The next couple of issues of FRIENDS FOREVER are going to be... interesting? Actually, a better word would probably be "challenging." I have pre-publication details on all of the upcoming issues through #11, and all of them involve "friendship team-ups" that have already been explored in some detail in various episodes of the animated series. I have long made it clear that this is NOT where I think this title should be going. Nonetheless, I will have no real issue with the rehashes, as long as the creators can take different, and equally imaginative, routes in exploring the relationships between the characters involved. Previous issues that featured hitherto-unexplored teamups could be examined in isolation on their own merits. Now, the creators have burdened themselves with the double duty of doing something novel while still paying appropriate tribute to what has gone before. How successful will they be?
In FF #8, Katie Cook and Andy Price set themselves quite a challenge by teaming up Rarity and Applejack in a cross-country travel epic, "Reins, Trains, and Carts with Wheels." These two members of the "Mane 6," with their diametrically opposed sensibilities and aesthetic tastes, have previously butted heads in the animated eps "Look Before You Sleep" and "Simple Ways," with intermittently funny results. Heck, they have even gone so far as to change personalities in the course of their quasi-duels. So what more about their relationship can be explored without seeming to plow old ground (a metaphor that Applejack would appreciate) or stitch up an existing dress (ditto for Rarity)? Well, C&P actually do come up with something... namely, the mares' approaches to their respective businesses. Applejack, traveling cross-country to strike an apple-peddling deal with some "Coltifornia" relatives, tries to keep things honest, simple, and straightforward. By contrast, the "Type A" Rarity -- who, it must be remembered, runs the Canterlot Boutique as a one-pony show -- is all about employing up-to-date (at least in the Equestrian sense) business methods (including "social media" -- Celestia only knows what that entails in an Equestrian setting). The duo don't exactly come to a "middle ground of agreement" as to how best to run a business -- they are simply too different for that -- but they do wind up apologizing for insulting one another on the matter. Again, that is something we have seen before.
While the "business conflict" here is interesting and realistic in light of what we know about Rarity and Applejack, the accompanying humor is... problematic. In their attempt to bring out the differences between the characters and exploit them in a funny fashion, I believe that C&P indulged in some unnecessary oversimplification... not quite as bad as "Flanderization," but of the same general variety. The more extreme example of this is Rarity being cast as a guidebook-toting "overenthusiastic tourist" who goes into raptures over roadside features like "the largest ball of yarn in Equestria." I can sort of see what C&P were attempting to latch onto here. Because of her intense interest in aesthetics, Rarity often does become mercurial and overenthusiastic about minutiae. The question is, which minutiae are we talking about? Rarity being excited about visiting star-filled "Applewood" is one thing; Rarity acting like Goofy on the road trip in A Goofy Movie is quite another. AJ slams this version of Rarity as "an unprofessional fluffhead," and I have to agree. (Interestingly, I've read a MLP:FIM fanfic
about a similarly "long and strange trip" through the Equestrian interior in which Rarity played the [comparatively] "straight," impatient role and Pinkie Pie played the giddy traveler. That dual characterization makes much more sense, I think.)

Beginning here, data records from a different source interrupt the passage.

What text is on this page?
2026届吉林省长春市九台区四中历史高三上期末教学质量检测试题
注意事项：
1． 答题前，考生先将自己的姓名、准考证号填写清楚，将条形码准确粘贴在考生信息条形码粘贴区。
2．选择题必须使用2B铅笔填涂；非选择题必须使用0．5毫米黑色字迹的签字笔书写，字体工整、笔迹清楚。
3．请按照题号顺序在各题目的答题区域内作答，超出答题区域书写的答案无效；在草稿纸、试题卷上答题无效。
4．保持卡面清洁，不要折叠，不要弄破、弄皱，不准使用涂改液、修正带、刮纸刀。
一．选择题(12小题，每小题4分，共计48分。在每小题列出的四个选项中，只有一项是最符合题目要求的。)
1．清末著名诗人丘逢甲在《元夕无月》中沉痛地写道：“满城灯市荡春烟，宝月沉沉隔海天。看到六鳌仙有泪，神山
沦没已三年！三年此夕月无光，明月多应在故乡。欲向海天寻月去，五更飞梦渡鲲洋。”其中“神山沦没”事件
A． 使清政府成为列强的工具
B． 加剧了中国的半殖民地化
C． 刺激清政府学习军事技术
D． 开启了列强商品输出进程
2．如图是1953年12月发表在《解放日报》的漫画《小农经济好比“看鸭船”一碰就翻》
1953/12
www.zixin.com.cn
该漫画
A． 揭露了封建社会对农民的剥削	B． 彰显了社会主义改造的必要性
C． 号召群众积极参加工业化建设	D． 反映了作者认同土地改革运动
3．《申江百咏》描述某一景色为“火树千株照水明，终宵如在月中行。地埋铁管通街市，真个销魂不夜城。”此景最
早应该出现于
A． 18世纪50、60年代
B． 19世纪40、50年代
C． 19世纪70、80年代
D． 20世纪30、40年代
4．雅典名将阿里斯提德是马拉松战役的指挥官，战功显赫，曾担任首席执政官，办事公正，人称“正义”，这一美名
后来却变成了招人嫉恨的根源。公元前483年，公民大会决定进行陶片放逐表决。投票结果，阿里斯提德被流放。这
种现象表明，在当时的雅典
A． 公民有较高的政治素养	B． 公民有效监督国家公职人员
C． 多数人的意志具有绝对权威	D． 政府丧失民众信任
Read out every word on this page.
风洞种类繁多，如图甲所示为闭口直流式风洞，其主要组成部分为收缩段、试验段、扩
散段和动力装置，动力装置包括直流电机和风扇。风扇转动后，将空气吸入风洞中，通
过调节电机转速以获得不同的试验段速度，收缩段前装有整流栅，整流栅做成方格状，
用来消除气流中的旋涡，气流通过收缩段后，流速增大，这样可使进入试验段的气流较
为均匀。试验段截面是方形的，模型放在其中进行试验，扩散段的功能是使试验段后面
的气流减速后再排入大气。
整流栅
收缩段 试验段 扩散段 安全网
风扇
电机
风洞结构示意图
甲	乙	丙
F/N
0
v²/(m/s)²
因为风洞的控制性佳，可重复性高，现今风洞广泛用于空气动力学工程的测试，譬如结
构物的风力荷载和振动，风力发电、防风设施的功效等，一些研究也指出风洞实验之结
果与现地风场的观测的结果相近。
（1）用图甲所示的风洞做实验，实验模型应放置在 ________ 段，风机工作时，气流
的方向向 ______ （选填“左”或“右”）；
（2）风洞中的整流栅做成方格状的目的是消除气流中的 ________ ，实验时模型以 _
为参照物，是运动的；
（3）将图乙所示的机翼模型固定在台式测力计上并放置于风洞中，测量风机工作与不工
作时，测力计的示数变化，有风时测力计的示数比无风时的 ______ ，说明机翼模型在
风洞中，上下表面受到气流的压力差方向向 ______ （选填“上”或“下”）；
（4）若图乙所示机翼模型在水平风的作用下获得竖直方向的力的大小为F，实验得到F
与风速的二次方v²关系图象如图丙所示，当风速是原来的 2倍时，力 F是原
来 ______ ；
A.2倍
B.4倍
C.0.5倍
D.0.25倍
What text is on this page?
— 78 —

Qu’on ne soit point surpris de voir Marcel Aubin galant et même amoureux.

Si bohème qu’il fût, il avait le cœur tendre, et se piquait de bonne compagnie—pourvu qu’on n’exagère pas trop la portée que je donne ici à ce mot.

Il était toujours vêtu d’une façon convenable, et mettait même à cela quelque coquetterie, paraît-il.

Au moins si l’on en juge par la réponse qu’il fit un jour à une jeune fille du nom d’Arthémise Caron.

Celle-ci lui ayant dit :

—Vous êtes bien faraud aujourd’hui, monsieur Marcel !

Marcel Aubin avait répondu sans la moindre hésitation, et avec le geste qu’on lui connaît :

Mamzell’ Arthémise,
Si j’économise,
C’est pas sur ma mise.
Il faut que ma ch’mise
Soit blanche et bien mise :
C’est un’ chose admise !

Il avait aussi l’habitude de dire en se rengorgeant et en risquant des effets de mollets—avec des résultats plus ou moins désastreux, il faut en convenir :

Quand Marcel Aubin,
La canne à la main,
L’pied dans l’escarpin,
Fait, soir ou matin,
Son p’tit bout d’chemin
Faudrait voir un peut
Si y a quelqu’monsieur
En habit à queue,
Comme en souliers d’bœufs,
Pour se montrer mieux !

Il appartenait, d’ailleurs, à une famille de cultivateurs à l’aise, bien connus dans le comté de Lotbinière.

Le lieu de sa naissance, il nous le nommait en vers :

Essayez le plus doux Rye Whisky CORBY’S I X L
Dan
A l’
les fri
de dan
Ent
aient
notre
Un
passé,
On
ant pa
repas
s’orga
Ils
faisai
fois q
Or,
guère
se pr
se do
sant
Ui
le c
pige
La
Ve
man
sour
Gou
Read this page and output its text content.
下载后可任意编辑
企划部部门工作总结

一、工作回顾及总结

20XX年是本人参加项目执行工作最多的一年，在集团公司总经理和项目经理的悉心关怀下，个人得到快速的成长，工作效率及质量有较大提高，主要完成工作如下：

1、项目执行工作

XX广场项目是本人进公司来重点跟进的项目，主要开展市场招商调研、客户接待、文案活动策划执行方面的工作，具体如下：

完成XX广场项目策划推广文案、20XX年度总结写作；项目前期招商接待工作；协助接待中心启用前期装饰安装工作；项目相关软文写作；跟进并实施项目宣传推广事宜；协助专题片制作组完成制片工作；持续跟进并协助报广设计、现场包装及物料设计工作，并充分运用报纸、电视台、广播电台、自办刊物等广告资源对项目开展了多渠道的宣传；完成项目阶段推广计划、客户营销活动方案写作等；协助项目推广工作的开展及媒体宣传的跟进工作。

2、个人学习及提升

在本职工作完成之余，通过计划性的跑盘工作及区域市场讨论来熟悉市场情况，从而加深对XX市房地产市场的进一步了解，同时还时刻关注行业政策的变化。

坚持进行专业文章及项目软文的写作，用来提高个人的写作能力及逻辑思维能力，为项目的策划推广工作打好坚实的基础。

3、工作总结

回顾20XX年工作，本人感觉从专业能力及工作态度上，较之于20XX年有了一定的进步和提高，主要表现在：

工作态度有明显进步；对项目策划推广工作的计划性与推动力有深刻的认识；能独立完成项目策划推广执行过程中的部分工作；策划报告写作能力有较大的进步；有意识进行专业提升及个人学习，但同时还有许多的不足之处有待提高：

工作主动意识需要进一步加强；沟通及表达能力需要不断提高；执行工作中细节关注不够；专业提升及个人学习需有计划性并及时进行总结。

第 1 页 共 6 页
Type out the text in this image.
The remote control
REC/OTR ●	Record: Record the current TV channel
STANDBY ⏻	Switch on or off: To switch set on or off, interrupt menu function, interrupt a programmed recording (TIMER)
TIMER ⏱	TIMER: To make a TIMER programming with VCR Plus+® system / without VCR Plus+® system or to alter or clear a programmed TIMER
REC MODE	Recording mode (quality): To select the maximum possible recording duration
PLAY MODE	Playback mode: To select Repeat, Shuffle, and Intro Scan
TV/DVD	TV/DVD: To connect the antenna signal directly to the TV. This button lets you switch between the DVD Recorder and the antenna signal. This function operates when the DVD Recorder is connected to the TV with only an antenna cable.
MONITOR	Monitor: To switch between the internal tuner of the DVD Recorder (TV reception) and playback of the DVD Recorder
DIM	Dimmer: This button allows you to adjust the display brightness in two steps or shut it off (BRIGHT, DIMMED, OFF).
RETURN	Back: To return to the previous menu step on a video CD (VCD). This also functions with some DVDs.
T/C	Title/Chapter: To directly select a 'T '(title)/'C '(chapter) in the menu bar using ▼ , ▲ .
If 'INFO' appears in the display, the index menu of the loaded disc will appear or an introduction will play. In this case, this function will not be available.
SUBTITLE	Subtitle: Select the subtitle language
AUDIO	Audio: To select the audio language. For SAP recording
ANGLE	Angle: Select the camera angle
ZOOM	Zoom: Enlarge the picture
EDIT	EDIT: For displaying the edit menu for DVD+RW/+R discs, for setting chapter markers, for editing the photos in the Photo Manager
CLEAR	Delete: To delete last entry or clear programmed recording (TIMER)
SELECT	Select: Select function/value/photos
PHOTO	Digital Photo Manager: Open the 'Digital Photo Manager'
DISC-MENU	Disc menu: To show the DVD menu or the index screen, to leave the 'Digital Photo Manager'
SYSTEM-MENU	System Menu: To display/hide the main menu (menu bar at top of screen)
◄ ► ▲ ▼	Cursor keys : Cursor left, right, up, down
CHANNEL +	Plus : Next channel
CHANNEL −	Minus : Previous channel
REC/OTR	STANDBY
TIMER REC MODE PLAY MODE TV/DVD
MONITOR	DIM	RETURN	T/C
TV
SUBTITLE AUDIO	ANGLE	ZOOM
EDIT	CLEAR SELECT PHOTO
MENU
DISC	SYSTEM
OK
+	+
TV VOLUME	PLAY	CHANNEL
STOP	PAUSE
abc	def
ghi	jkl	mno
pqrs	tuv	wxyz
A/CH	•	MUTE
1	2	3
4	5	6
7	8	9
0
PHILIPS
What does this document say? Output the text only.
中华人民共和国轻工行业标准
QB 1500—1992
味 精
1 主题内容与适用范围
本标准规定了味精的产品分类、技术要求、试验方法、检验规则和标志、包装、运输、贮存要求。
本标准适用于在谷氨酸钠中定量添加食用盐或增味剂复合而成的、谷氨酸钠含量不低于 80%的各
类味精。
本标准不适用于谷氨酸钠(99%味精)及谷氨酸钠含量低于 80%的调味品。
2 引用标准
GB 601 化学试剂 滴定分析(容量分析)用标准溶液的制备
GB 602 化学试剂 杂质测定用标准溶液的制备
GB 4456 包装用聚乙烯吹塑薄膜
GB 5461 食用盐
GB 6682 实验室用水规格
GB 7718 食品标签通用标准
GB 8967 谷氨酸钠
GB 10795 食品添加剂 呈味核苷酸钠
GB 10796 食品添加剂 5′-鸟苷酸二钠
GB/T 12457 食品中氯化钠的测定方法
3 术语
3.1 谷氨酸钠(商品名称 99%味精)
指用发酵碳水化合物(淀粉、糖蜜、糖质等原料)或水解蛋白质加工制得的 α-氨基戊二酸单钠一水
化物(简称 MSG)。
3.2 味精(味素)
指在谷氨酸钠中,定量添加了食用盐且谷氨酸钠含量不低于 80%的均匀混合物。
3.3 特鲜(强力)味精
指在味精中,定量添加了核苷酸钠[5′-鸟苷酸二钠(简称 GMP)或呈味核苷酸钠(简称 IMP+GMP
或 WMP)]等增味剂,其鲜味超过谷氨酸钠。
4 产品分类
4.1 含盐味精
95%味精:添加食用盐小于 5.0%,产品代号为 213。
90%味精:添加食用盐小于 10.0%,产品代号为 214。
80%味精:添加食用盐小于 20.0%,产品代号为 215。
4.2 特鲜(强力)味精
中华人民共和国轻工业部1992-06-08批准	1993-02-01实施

Applejack herself doesn't get off scot-free, largely because her typical simplicity of approach is itself simplified to something approaching the point of absurdity. Her "business plan" turns out to read: "Sell apples." Come on, Katie and Andy, she's not THAT stupid. Sweet Apple Acres is a thriving business and has been for some time. You really don't think that AJ would have picked up a more sophisticated understanding of operating a family farm by now? Even if one posits that Granny Smith and Big Macintosh play a more active role in farm affairs than it might seem at first glance, Applejack should certainly be one of the biggest, if not THE biggest, movers and shakers when it comes to running the place.
FF #8 is still a lot of fun to read, as one might readily expect when Cook and Price are involved. We get C&P's usual complement of background "in-jokes" and movie references and some imaginative visuals (e.g., the last panel being made up of a series of touristy snapshots, each of which summarizes a small portion of what has gone before in the narrative). We also get a clever foreshadowing of an upcoming adventure in the MLP regular series when a group of literal "Cattle Rustlers" disrupt the mares' stagecoach trip. I can't rank this as one of the dynamic duo's best efforts, however, because of the previously-mentioned character issues. I hope that the upcoming re-do's will have slightly better luck.